The smallest island of Comino is just 3.5 square kilometers and inhabited by a single family – there aren’t even any cars. The white sandy beaches and beautiful, blue waters makes it a haven for snorkelers and swimmers. You can hire a boat for the day for around 600 euros from Valletta’s port, which includes a skipper and food, so you can explore the waters of the Blue Lagoon. Head there early in the morning so that you can then continue to explore Gozo in the afternoon.
If you only have 48 hours in Malta, then the top of your list should be St John’s Co-Cathedral, otherwise known as the Home of the Knights (Grand Masters) of Malta. If you don’t have long then just walking through the church is awe-inspiring. It’s a magnificent example of baroque architecture and art, including works by Mattia Preti and Caravaggio.
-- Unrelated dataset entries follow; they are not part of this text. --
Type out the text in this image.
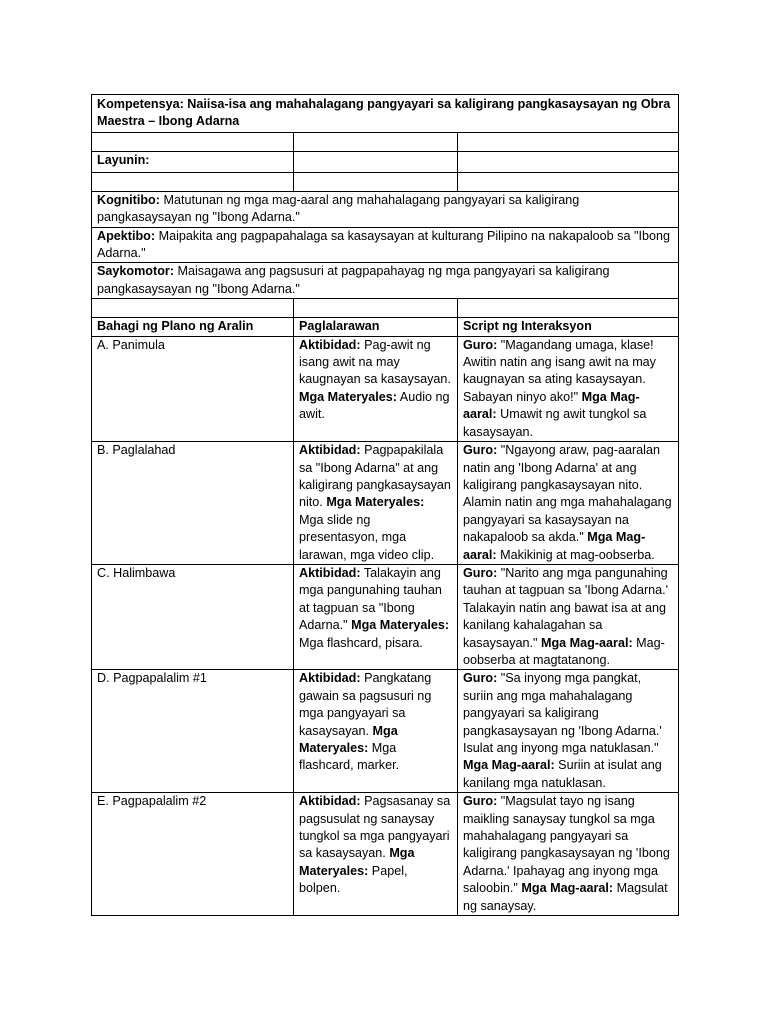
Kompetensya: Naiisa-isa ang mahahalagang pangyayari sa kaligirang pangkasaysayan ng Obra Maestra – Ibong Adarna		

Layunin:		

Kognitibo: Matutunan ng mga mag-aaral ang mahahalagang pangyayari sa kaligirang pangkasaysayan ng "Ibong Adarna."		
Apektibo: Maipakita ang pagpapahalaga sa kasaysayan at kulturang Pilipino na nakapaloob sa "Ibong Adarna."		
Saykomotor: Maisagawa ang pagsusuri at pagpapahayag ng mga pangyayari sa kaligirang pangkasaysayan ng "Ibong Adarna."		

Bahagi ng Plano ng Aralin	Paglalarawan	Script ng Interaksyon
A. Panimula	Aktibidad: Pag-awit ng isang awit na may kaugnayan sa kasaysayan. Mga Materyales: Audio ng awit.	Guro: "Magandang umaga, klase! Awitin natin ang isang awit na may kaugnayan sa ating kasaysayan. Sabayan ninyo ako!" Mga Mag-aaral: Umawit ng awit tungkol sa kasaysayan.
B. Paglalahad	Aktibidad: Pagpapakilala sa "Ibong Adarna" at ang kaligirang pangkasaysayan nito. Mga Materyales: Mga slide ng presentasyon, mga larawan, mga video clip.	Guro: "Ngayong araw, pag-aaralan natin ang 'Ibong Adarna' at ang kaligirang pangkasaysayan nito. Alamin natin ang mga mahahalagang pangyayari sa kasaysayan na nakapaloob sa akda." Mga Mag-aaral: Makikinig at mag-oobserba.
C. Halimbawa	Aktibidad: Talakayin ang mga pangunahing tauhan at tagpuan sa "Ibong Adarna." Mga Materyales: Mga flashcard, pisara.	Guro: "Narito ang mga pangunahing tauhan at tagpuan sa 'Ibong Adarna.' Talakayin natin ang bawat isa at ang kanilang kahalagahan sa kasaysayan." Mga Mag-aaral: Mag-oobserba at magtatanong.
D. Pagpapalalim #1	Aktibidad: Pangkatang gawain sa pagsusuri ng mga pangyayari sa kasaysayan. Mga Materyales: Mga flashcard, marker.	Guro: "Sa inyong mga pangkat, suriin ang mga mahahalagang pangyayari sa kaligirang pangkasaysayan ng 'Ibong Adarna.' Isulat ang inyong mga natuklasan." Mga Mag-aaral: Suriin at isulat ang kanilang mga natuklasan.
E. Pagpapalalim #2	Aktibidad: Pagsasanay sa pagsusulat ng sanaysay tungkol sa mga pangyayari sa kasaysayan. Mga Materyales: Papel, bolpen.	Guro: "Magsulat tayo ng isang maikling sanaysay tungkol sa mga mahahalagang pangyayari sa kaligirang pangkasaysayan ng 'Ibong Adarna.' Ipahayag ang inyong mga saloobin." Mga Mag-aaral: Magsulat ng sanaysay.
If you can spare a couple of hours then it is definitely worth joining one of the tours, so that you can learn about the rich history surrounding the order of the knights.
Malta’s national dish is rabbit, but it is also known for its prickly pears, carob, and helwa tat-tork, which is similar to a very sweet nougat, topped with almonds. While in Gozo, visit the Ta’ Mena Estate which is run and owned by the Spiteri family. Guests can try the wine they produce while tasting cheeses, meats, honey and their famous sun-dried tomato paste, which when spread on bread and dipped in olive oil is delicious. If you’re looking for something more high-end, then head to St Julian’s to the Caviar and Bull restaurant.
The second-largest island in the archipelago is Gozo, separated by five kilometers of Mediterranean sea from Malta. Gozo is rural, sleepy and quiet, with its way of life centered around farming and fishing. In the small squares you’ll find small boutique hotels, such as Quaint in the Gozitan village, Nadur and restaurants serving up Malta’s traditional dish of rabbit. All of these places are perfect for whiling away the hours and forgetting about time. Walk down to Ramla Bay, the red, sandy beach which also leads up to Calypso Cave, the cave referred to by Homer in The Odyssey where Ulysses is said to have been for seven years.
The capital city of Malta, Valletta or the ‘Fortress City,’ is best explored on foot. It’s a maze of wide pedestrian parades and narrow side streets, where you’ll find bars and shops still echoing its navy past. Built in 1566, the city took a mere 15 years to build, which is impressive in general, let alone in the 16th century when everything was built by hand. Throughout the city you’ll see the influences from Arabic, Italian and British cultures, including a large statue of Queen Victoria. Stay in Phoenicia, one of Malta’s first five star hotels – luxurious, refined and right by the entrance of Valletta.